Ceci ne signifie pas pour autant que les immigrés doivent abandonner la culture de leur pays d'origine lorsqu'ils arrivent en France (au contraire : leur culture d'origine est une force pour la France). Mais ils doivent faire en sorte de fondre leur culture dans la culture française. Toute culture est en perpétuelle évolution (sinon elle disparaît). La culture française (contrairement à la culture américaine) est faite de l'ajout progressif de sources extérieures qui fusionnent en elle. Certainement pas d’une juxtaposition de cultures qui se regardent avec méfiance.
Alors, on peut certes entendre que "l'immigration engendre le multiculturalisme" et que par conséquence, l’immigration étant
réalisé, nous n’aurions plus le choix et serions multiculturalistes de fait.
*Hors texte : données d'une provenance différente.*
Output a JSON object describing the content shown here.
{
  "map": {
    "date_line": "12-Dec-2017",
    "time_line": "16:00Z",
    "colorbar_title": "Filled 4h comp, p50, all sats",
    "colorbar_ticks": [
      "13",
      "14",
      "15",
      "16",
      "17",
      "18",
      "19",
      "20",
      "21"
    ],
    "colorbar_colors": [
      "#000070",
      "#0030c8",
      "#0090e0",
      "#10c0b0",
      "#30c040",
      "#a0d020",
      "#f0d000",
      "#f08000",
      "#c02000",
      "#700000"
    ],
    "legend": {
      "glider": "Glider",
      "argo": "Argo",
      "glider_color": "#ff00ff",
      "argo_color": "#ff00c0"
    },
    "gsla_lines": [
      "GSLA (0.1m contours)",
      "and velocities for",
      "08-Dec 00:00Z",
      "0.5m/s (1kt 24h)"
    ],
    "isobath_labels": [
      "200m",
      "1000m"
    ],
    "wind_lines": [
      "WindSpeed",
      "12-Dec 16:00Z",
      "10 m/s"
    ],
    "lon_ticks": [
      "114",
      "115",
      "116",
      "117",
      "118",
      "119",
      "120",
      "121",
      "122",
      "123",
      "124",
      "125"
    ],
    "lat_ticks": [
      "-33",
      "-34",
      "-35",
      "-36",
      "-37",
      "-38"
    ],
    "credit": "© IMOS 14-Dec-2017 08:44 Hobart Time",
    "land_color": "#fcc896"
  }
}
Pourtant, le multiculturalisme est un concept nouveau en France. La France est une terre d'immigration depuis bien plus longtemps que cela. Auparavant, des Polonais, des Italiens, des Portugais, des Espagnols, des Russes sont venus s'y installer en faisant leur la culture française, tout en conservant leurs racines. Et aujourd'hui, contrairement à ce que veulent nous faire croire tant les anti-immigrationnistes que les multiculturalistes, des millions de Maghrébins et d'Africains ont fait et font de même. A l’opposé, les gosses de cités qui ne sentent pas Français sont les premières victimes de l’idéologie multiculturaliste qui leur a dit qu'ils n'avaient pas de culture française et qu'il fallait qu'ils revendiquent leurs racines contre toute volonté d'assimilation à la culture française. Le problème est que pour les 2eet 3e générations, ces racines se trouvent bien lointaines et que malgré tout, ils se sentent Français, alors que, encore une fois, les multiculturalistes et les anti-immigrationnistes leur tiennent paradoxalement le même discours : vous n'êtes pas Français. Le multiculturalisme les transforme alors en apatrides.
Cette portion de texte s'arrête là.